François Maspero, notre allié substantiel
« Notre héritage n’est précédé d’aucun testament »
René Char Feuillets d’Hypnos
Il y a cinquante ans, des presses de l’imprimerie « La semeuse » à Etampes, sortait le premier livre des éditions François Maspero, La guerre d'Espagne de Pietro Nenni. La parution de ce livre était comme une nécessité pour tous ceux qui, comme François Maspero, avaient l’Espagne au cœur. Un an auparavant, François Maspero avait ouvert la librairie « la Joie de Lire ». Depuis l’âge de vingt et un ans il avait choisi de faire du livre son métier.
Parce que nous pensons, comme le dit Aimé Césaire dans la revue Présence Africaine de novembre 1956, que : « la voie la plus courte pour aller vers l’avenir est celle qui passe toujours par l’approfondissement du passé. », nous vous proposons avec ce livre de cheminer en compagnie de François Maspero libraire, éditeur de 1958 à 1982, devenu ensuite l’un des écrivains et chroniqueurs contemporains qui porte, lucidement comme une blessure, le chant inachevé de nos espérances.
En 1959, quand François Maspero crée la maison d’édition qui porte son nom, l’armée française, depuis plus de dix ans, pour maintenir l’ordre colonial, assassine et exécute sommairement. Le Général Giap, en remportant la bataille de Dien Bien Phu, a permis au peuple vietnamien de remporter sa première victoire contre une puissance impériale. L’armée française s’engage alors dans la lutte contre le peuple algérien, cette guerre qui ne voulait pas dire son nom. La gauche politique défaite après son vote des plein pouvoir à Guy Mollet laissait libre le Général De Gaulle de manœuvrer pour son retour au pouvoir. Le peuple algérien subira de 1954 à 1961 les mêmes violences que celles que les armées de Bugeaud exercèrent en 1830 lors de la colonisation.
Cette dure grisaille, ces temps lourds des années cinquante, étaient parsemés de grains de sable, qui maintenaient l’espoir d’un autre monde, d’un autre universel, d’une autre fraternité. Ces grains de sables seront le sel du fonds des éditions Maspero.

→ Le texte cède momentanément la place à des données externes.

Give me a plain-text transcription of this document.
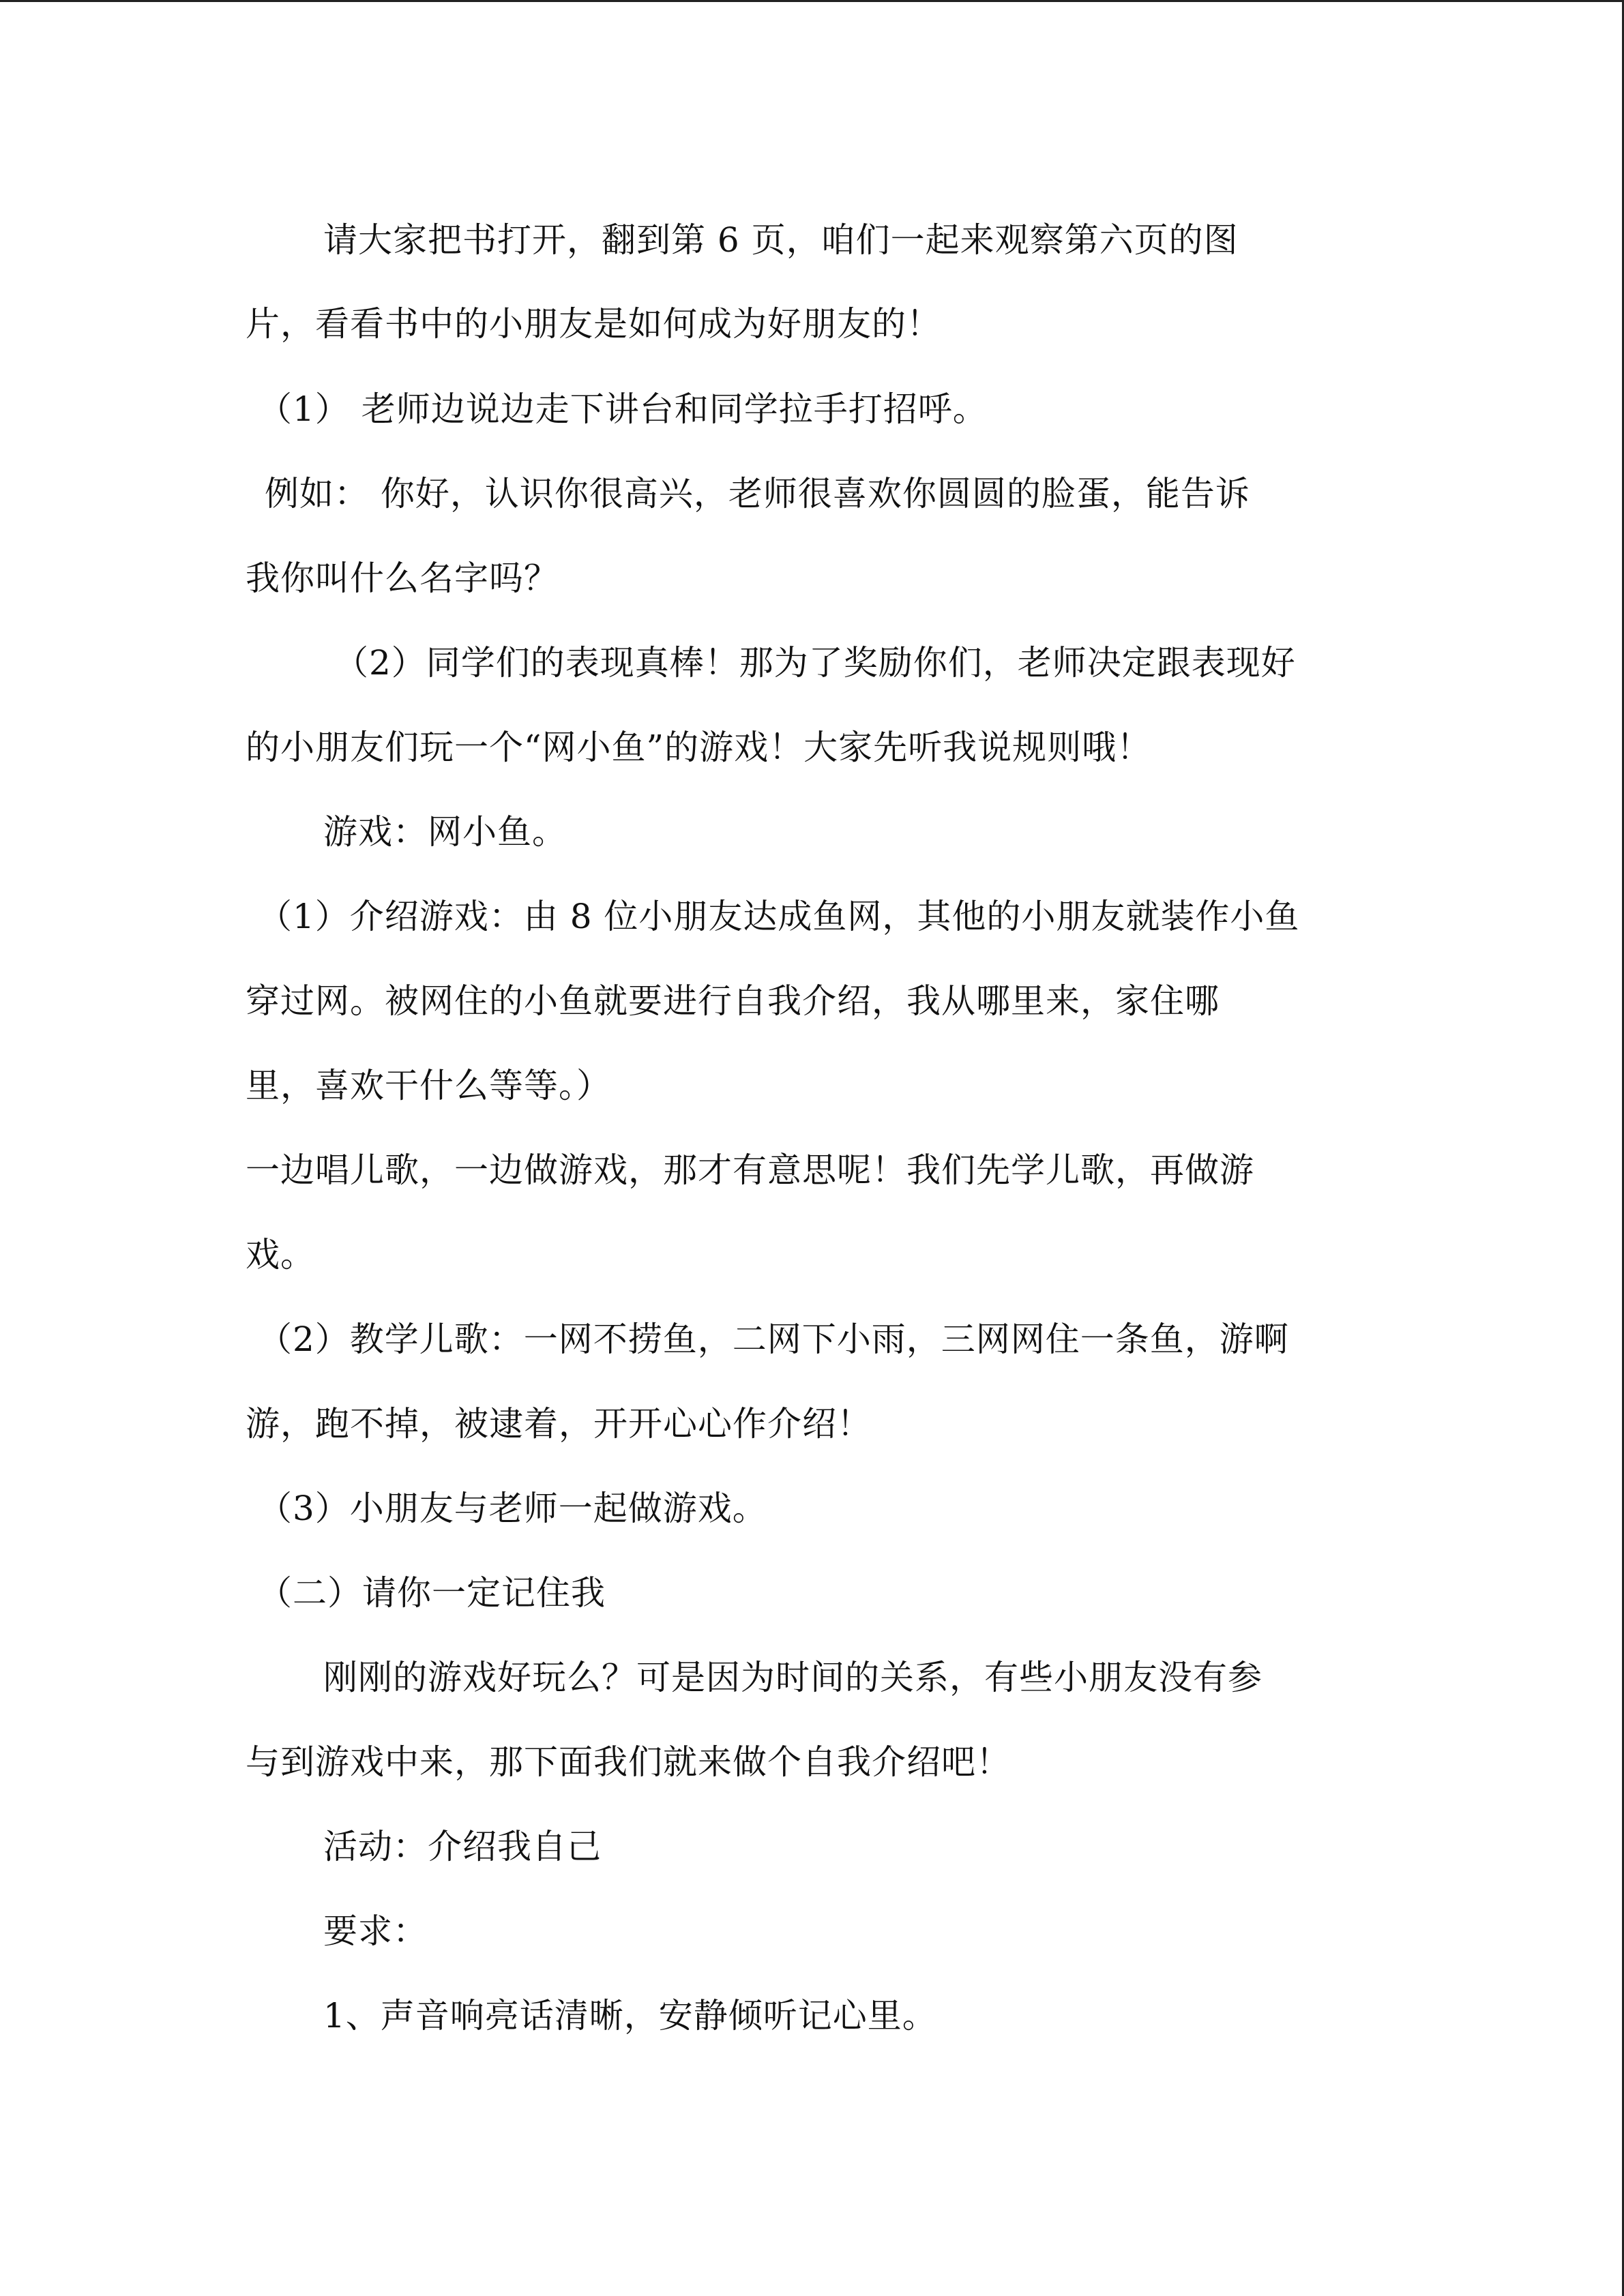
请大家把书打开，翻到第 6 页，咱们一起来观察第六页的图
片，看看书中的小朋友是如何成为好朋友的！
（1） 老师边说边走下讲台和同学拉手打招呼。
例如： 你好，认识你很高兴，老师很喜欢你圆圆的脸蛋，能告诉
我你叫什么名字吗？
（2）同学们的表现真棒！那为了奖励你们，老师决定跟表现好
的小朋友们玩一个“网小鱼”的游戏！大家先听我说规则哦！
游戏：网小鱼。
（1）介绍游戏：由 8 位小朋友达成鱼网，其他的小朋友就装作小鱼
穿过网。被网住的小鱼就要进行自我介绍，我从哪里来，家住哪
里，喜欢干什么等等。）
一边唱儿歌，一边做游戏，那才有意思呢！我们先学儿歌，再做游
戏。
（2）教学儿歌：一网不捞鱼，二网下小雨，三网网住一条鱼，游啊
游，跑不掉，被逮着，开开心心作介绍！
（3）小朋友与老师一起做游戏。
（二）请你一定记住我
刚刚的游戏好玩么？可是因为时间的关系，有些小朋友没有参
与到游戏中来，那下面我们就来做个自我介绍吧！
活动：介绍我自己
要求：
1、声音响亮话清晰，安静倾听记心里。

En effet, dans les années cinquante de nouvelles pratiques théâtrales, culturelles et pédagogiques émergent des associations de l’éducation populaire, principalement des CEMEA (Centres d’Entraînement aux Méthodes d’Education Active), nés durant le Front Populaire, et de Peuple et Culture de Bénigno Cacérès, né dans la résistance. Leur objectif :« former le peuple à une culture ''militante'' pour renforcer une république progressiste en lutte contre les forces réactionnaires et les puissances d'argent »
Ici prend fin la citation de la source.